Victoria Young assesses the approach to implementation of ring-fencing rules
Though the deadline for full implementation is over two years off, the looming threat of so-called ring-fencing reforms is already having a major impact on UK banking groups and their legal teams.
Under rules overseen by the Bank of England, banks with core deposits greater than £25bn will from 2019 need to separate their retail banking function from the rest of their group. The post-Lehman shake-up aims to protect consumers from riskier parts of banks’ businesses, such as their investment arms, and in theory make it easier to contain banking failures.
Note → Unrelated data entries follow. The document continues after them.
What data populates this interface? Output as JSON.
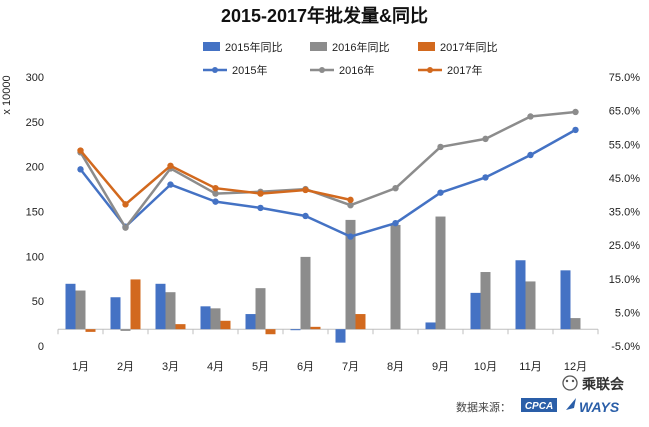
{
  "chart_data": {
    "type": "bar-line-combo",
    "title": "2015-2017年批发量&同比",
    "ylabel_left": "x 10000",
    "categories": [
      "1月",
      "2月",
      "3月",
      "4月",
      "5月",
      "6月",
      "7月",
      "8月",
      "9月",
      "10月",
      "11月",
      "12月"
    ],
    "left_axis": {
      "ylim": [
        0,
        300
      ],
      "ticks": [
        "0",
        "50",
        "100",
        "150",
        "200",
        "250",
        "300"
      ],
      "tick_values": [
        0,
        50,
        100,
        150,
        200,
        250,
        300
      ]
    },
    "right_axis": {
      "ylim": [
        -5,
        75
      ],
      "ticks": [
        "-5.0%",
        "5.0%",
        "15.0%",
        "25.0%",
        "35.0%",
        "45.0%",
        "55.0%",
        "65.0%",
        "75.0%"
      ],
      "tick_values": [
        -5,
        5,
        15,
        25,
        35,
        45,
        55,
        65,
        75
      ]
    },
    "bar_series": [
      {
        "name": "2015年同比",
        "color": "#4472c4",
        "values": [
          13.5,
          9.5,
          13.5,
          6.8,
          4.5,
          -0.3,
          -4,
          null,
          2.0,
          10.8,
          20.5,
          17.5
        ]
      },
      {
        "name": "2016年同比",
        "color": "#8c8c8c",
        "values": [
          11.5,
          -0.5,
          11,
          6.2,
          12.2,
          21.5,
          32.5,
          31,
          33.5,
          17,
          14.2,
          3.3
        ]
      },
      {
        "name": "2017年同比",
        "color": "#d2691e",
        "values": [
          -0.8,
          14.8,
          1.5,
          2.5,
          -1.5,
          0.7,
          4.5,
          null,
          null,
          null,
          null,
          null
        ]
      }
    ],
    "line_series": [
      {
        "name": "2015年",
        "color": "#4472c4",
        "values": [
          197,
          133,
          180,
          161,
          154,
          145,
          122,
          137,
          171,
          188,
          213,
          241
        ]
      },
      {
        "name": "2016年",
        "color": "#8c8c8c",
        "values": [
          216,
          132,
          198,
          170,
          172,
          175,
          157,
          176,
          222,
          231,
          256,
          261
        ]
      },
      {
        "name": "2017年",
        "color": "#d2691e",
        "values": [
          218,
          158,
          201,
          176,
          170,
          174,
          163,
          null,
          null,
          null,
          null,
          null
        ]
      }
    ],
    "legend_placement": "top-center",
    "grid": false
  },
  "footer": {
    "source_label": "数据来源：",
    "cpca_logo_text": "CPCA",
    "ways_logo_text": "WAYS",
    "brand_label": "乘联会"
  }
}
The reforms impact Barclays, HSBC, Lloyds Banking Group and The Royal Bank of Scotland (RBS), while Santander UK, The Co-operative Bank and TSB Bank are others looking carefully at how the regulation applies to them. The Treasury’s estimate is that ring-fencing will cost the banks £2.5bn to set up and considerable additional running costs.
The importance of this reform was highlighted in March, when it was revealed Lloyds has appointed a head of legal for ring-fencing, Frances McLeman, as the bank asked its panel firms to pitch to advise on the project.
The major banks have engaged a range of advisers from the Magic Circle, as well as City and national firms. HSBC has already instructed Allen & Overy and Norton Rose Fulbright (NRF), while Slaughter and May is acting for Barclays. Linklaters is advising both Lloyds and RBS on the matter. Herbert Smith Freehills (HSF) is working with TSB-owner Banco de Sabadell, which did not submit a ring-fencing plan to the Prudential Regulation Authority as it is currently too small. Santander has also instructed Slaughter and May.
There are also roles up for grabs in what NRF partner Jonathan Herbst describes as the ‘three spot’ – the third-party advisers that will help ensure the transaction gets court approval – and the trustees for banks’ pension schemes will need advisers.
He adds: ‘In theory you could have the individual directors of the bank wanting separate legal advisers, because this links to the Senior Managers Regime [new rules to increase accountability of finance executives] and the issue is how many advisers the banks need.’
While ring-fencing is throwing up a lot of mandates, Herbst says the legislation is now relatively established, so the challenge for teams will be more around logistics and project management.
‘None of it is rocket science or particularly surprising – there’s nothing new. Everything has been set out in the legislation. The challenge is working through it practically.’
Pinsent Masons banking partner Tony Anderson takes a similar view, telling Legal Business the difficulty is now the scale of the ring-fencing project and the method of implementation applied, given that banks are already burdened with high legal and regulatory costs.
‘The “throw bodies at it” approach to legal work is no longer viable from either a cost or a risk management perspective… There won’t be any blank cheques for private practice.’
Tony Anderson, Pinsent Masons
‘The regulatory issues have been explored for a number of years now, but with 2019 approaching, the focus is shifting to the implementation of the required changes,’ he says.
While the blueprint to shake up the banks will vary hugely between institutions, Anderson points out there is a wider regulatory agenda at both UK and European level, which banks are trying to comply with, and interdependent regulatory regimes make the task a ‘tall order’.
‘It’s in this kind of an environment where project management skills will come to the fore, for general counsel, their in-house team and external resource with viable software solutions. Currently, project management and resourcing are the popular buzzwords with external advisers, so banks will need to make sure they have conducted their own careful diligence on who can deliver implementation effectively. They can’t afford to have the wrong solutions for this project.’
Anderson suggests there will be more automation of repeat processes and diligence, and more reliance on freelance legal professionals and other resource to keep costs under control.
He adds: ‘The “throw bodies at it” approach to legal work is no longer viable from either a cost or a risk management perspective… There won’t be any blank cheques for private practice.’
HSF partner Nick Bradbury says the reforms are a ‘gift’ to law firms, and it makes sense for banks to use different firms to ensure cost efficiencies.
‘On the main roles there are huge amounts of heavy-lifting, like giving due diligence. It makes sense to use a regional firm or a law firm with a cheaper charging scheme for more commoditised work.’
For Bradbury, the challenge is that the way the regulation bites is disproportionate for smaller banks.
‘It would be an incomplete picture to say it is only about the big banks splitting up from their investment banking arms, because for other banks there is quite a disproportionate impact on them and it wasn’t what the rules were meant to achieve. It is hard to work out for them what the implications are.’